Когда поднимается высокотравье лесных лугов, медведь, лакомясь зелеными сочными стеблями дудника, сплошь приминает большие участки его зарослей. В летнее время медведи оставляют свои метки на гладкой коре деревьев. Найдя пихту, березу или лиственницу, обычно у тропы или поляны, медведь встает во весь рост, царапает дерево задними ногами и нещадно дерет кору огромными когтями передних лап (у восточносибирских медведей когти достигают 10 см длины). После таких "объятий" кора на дереве висит лоскутами, по стволу струйками бежит смолистый сок, чистыми каплями падая на землю. К зиме раны на дереве заживают, но на следующее лето все начинается сызнова: опять приходит медведь и снова дерет когтями облюбованное дерево. На Нижнем Амуре я видел старые лиственницы, страшно изуродованные медведями. В их смоле была вклеившаяся медвежья шерсть самой различной давности и окраски. Видимо, медведи трудились тут много десятков лет подряд.
Метки от когтей медведей на деревьях я видел и в Сибири, и на Дальнем Востоке, в Костромской и Горьковской областях. Что заставляет медведя делать эти метки, до сих пор еще неясно. Видимо, он так обозначает границы своего участка. Другие звери, например волки, лисицы, барсуки, куницы, оставляют пахучие следы на заметных пнях, кочках, камнях и т. д.
Там, где медведей много, а местность не везде хорошо проходима, они иногда прокладывают тропы, которыми пользуются много лет подряд. Одну такую тропу, по которой медведи ходили вдоль берега моря, отыскивая живность, принесенную волнами, я видел в тайге на побережье Татарского пролива. В чаще густого пихтовника на многие километры тянулась дорожка, выбитая в глубоком моховом ковре до самой земли и щебня. Словно кто-то в огромных валенках годами ходил по этой тропе, след в след ставя ноги, и пробил борозду глубиной 10-20 см.
Еще более торные тропы прокладывают огромные камчатские медведи. Вот как описывал их путешественник К. Дитмар: "Эти замечательные дороги вернее всего ведут к удобным перевалам через горы и к самым неглубоким местам рек, обходят крутые мысы и скалы, а также непроходимейшие чащи кедрового и ольхового стлаников; медвежьи тропы наверняка приводят к самым рыбным рекам и озерам[5], к самым ягодным местам. Весь полуостров Камчатки от севера к югу и от востока к западу прорезан во всех направлениях такими хорошими, вполне утоптанными дорожками. Нередко встречаются тропинки, очевидно с незапамятных времен служившие путями сообщения для медведей, хорошо утрамбованные, около полуметра шириной, очищенные от травы. Новичок, внезапно попав из чащи травы и кустарника на такую дорожку, подумает, что перед ним дорога, ведущая к людным деревням..."
Медведи, живущие в горах Средней Азии, часто выходят из лесу на горные луга и охотятся за сеноставками или раскапывают норы сурков. Но в большинстве районов медведь питается преимущественно растительной пищей, и помет его скорее напоминает помет лошади, а не хищника. Обычно это большие, бесформенные, иногда полужидкие кучи плохо переваренной зелени дудника, смешанной с остатками муравьев; иногда вперемешку с листьями черно-синие массы ягод черники или брусники, смородины, рябины, косточки алычи, остатки плодов груши, мелко раздробленной скорлупы кедровых орешков и т. п.

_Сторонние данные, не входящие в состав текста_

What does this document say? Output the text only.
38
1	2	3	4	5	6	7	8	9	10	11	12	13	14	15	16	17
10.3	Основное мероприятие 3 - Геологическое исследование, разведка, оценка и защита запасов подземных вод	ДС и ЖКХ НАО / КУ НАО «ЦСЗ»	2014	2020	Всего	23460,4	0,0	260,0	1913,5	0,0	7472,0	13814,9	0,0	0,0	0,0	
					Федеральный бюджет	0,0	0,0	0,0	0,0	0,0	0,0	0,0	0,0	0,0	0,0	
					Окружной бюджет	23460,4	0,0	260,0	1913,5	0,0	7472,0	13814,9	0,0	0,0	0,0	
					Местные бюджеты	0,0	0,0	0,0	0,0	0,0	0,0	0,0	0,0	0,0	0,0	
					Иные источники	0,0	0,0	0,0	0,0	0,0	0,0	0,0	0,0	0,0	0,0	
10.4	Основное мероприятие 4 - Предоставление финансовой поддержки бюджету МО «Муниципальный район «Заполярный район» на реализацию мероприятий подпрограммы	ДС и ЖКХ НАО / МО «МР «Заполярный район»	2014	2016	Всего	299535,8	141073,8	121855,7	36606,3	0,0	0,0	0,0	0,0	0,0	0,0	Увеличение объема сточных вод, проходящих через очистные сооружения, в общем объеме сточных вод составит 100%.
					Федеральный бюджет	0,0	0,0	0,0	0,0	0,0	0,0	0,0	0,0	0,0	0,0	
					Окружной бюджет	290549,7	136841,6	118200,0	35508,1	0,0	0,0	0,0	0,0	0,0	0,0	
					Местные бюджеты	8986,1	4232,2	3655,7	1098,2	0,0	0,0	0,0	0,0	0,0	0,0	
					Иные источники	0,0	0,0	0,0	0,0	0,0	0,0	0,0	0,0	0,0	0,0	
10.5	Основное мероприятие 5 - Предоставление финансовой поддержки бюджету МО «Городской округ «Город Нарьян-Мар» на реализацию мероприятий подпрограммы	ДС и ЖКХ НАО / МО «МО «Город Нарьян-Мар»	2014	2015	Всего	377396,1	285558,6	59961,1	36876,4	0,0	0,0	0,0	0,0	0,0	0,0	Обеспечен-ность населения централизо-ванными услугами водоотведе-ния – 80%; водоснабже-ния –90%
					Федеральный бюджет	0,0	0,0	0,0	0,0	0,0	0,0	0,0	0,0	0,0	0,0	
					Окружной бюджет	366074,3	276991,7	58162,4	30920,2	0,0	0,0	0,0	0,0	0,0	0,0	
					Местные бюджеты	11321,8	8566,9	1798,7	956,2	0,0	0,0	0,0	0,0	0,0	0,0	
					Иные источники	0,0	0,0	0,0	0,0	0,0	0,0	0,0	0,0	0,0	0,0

Белый медведь. Белый медведь живет в полярных областях, там, где никогда не встретишь его бурого лесного сородича. Несмотря на суровость арктической зимы, только беременные самки обязательно скрываются в октябре-ноябре в снежных берлогах и остаются там с новорожденными медвежатами до середины марта-апреля. Следы самцов белого медведя на снегу ледяных полей, берегового припая и прибрежных частей тундры можно встретить в любой зимний месяц. Чаще всего этот хищник держится там, где встречаются лунки тюленей или имеется большой выброс рыбы, ракообразных и т. п.
Рысь. В глухих лесных уголках, особенно на севере европейской части страны и в Сибири, а также в горах Кавказа, можно встретить крупные округлые следы рыси, хищника кошачьей породы. Поджарая длинноногая рысь лучше, чем волк, приспособлена к движению по глубокому снегу. Ее густо опушенные ступни опускаются бесшумно, не волочатся, не чертят по снегу. И все-таки, живя парой или семьей, пока молодые не отделились, рыси во время зимних переходов идут "гусем", ступая точно след в след передового. Это не предосторожность из боязни выдать врагам свое число, а обычный прием, оберегающий силы при движении по слишком рыхлым лесным сугробам.